One final limiation is that our model only trains on a single connectome. This means that we aren’t able to capture the variation of connectomes within a species. Maybe one day, we will be able to scan connectomes of people in the same way that we are able to scan genomes of people, but that day is likely still far away. We might be able to help this by using the generative compoment of the VGAE to create brains that are physically feasible given the structure of a single connectome, but it would be hard to test. Since we are currently only looking at the connectome of a single species, we likely aren’t capturing an embedding space that finds functionally similar neurons in different animals such as C. elegans, which we may be able to do in future work.


In this work, we asked if Deep Learning techniques like Variational Graph Autoencoders could learn something about the functions of cells in a connectome using only the graph structure.

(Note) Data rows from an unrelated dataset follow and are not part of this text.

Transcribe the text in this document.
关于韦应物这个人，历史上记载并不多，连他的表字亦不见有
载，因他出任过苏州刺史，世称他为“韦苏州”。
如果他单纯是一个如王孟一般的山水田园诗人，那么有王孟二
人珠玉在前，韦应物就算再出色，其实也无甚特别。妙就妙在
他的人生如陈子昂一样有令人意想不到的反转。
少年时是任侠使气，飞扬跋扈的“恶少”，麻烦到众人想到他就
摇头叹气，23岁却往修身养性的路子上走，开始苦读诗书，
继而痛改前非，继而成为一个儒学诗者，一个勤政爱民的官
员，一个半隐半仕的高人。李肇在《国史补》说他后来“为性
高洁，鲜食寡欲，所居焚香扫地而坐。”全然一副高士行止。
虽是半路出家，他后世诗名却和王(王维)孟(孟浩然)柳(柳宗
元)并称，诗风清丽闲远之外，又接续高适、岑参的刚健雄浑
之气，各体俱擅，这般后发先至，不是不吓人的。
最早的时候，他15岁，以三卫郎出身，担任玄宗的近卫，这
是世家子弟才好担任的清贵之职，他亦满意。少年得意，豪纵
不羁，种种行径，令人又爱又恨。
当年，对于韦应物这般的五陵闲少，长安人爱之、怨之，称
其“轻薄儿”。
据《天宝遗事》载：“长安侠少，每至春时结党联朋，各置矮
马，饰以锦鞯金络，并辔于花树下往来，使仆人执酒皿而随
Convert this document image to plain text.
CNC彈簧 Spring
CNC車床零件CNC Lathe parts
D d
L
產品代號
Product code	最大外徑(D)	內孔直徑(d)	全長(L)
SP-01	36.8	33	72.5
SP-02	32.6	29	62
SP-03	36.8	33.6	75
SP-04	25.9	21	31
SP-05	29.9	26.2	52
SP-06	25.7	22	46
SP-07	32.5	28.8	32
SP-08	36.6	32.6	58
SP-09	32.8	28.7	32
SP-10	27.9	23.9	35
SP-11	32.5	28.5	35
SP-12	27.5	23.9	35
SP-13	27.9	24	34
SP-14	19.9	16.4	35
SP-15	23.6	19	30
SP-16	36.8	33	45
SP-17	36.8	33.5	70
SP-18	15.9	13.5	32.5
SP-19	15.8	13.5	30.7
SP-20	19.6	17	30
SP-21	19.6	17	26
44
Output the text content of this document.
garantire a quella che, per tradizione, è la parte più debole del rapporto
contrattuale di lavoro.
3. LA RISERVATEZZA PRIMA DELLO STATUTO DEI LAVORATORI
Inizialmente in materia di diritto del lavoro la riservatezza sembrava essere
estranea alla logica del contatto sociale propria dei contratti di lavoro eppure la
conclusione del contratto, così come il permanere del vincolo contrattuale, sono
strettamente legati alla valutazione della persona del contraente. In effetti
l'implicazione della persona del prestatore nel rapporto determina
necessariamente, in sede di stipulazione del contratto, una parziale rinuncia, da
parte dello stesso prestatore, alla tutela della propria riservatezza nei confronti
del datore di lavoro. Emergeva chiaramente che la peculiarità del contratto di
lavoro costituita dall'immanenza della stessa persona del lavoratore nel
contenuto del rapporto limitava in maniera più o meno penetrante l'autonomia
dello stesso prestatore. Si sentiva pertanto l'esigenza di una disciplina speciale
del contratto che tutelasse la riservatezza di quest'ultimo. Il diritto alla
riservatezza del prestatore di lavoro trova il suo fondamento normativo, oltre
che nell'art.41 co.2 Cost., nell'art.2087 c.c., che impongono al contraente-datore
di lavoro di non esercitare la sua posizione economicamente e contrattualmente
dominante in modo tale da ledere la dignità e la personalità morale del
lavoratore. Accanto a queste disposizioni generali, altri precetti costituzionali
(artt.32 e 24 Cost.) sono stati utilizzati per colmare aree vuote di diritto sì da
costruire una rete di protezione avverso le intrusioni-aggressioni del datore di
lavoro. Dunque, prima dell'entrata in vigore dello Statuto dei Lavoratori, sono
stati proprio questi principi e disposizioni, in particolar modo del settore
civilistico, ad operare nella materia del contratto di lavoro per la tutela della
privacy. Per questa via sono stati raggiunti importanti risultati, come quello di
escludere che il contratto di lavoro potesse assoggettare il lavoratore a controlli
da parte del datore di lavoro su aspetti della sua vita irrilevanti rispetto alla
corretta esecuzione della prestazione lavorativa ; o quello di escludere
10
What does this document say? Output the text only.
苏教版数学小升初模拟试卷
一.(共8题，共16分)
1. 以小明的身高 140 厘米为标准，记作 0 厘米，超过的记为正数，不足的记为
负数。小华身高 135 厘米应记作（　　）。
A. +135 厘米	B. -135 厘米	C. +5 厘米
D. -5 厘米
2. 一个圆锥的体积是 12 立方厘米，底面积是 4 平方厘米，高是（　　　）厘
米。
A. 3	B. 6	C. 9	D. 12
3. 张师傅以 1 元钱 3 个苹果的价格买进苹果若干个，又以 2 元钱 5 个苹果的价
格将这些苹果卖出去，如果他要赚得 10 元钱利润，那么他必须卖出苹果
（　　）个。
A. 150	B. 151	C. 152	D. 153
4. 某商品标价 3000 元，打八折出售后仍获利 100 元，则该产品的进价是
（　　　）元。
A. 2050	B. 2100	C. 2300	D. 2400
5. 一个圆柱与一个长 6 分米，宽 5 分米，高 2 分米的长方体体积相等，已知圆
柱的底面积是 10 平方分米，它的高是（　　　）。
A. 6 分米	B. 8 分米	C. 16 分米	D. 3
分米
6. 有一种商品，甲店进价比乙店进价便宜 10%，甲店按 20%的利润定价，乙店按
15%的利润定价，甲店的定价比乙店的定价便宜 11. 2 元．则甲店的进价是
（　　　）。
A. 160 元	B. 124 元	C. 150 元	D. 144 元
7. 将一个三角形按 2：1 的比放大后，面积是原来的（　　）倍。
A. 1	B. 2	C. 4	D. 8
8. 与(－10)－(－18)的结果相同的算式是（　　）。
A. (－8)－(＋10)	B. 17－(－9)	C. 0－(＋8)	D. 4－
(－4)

We found that VGAE did in fact capture relevant structures of the graph, even in the undirected case. It performed similarly to spectral embeding, even when embedding directly into a visualizable 2-d latent space. In the future, we may be able to learn about neurons that serve the same purpose across species, or learn about the underlying low level syntactic structures like for-loops or data types that our brain uses to encode consciousness, vision, and more.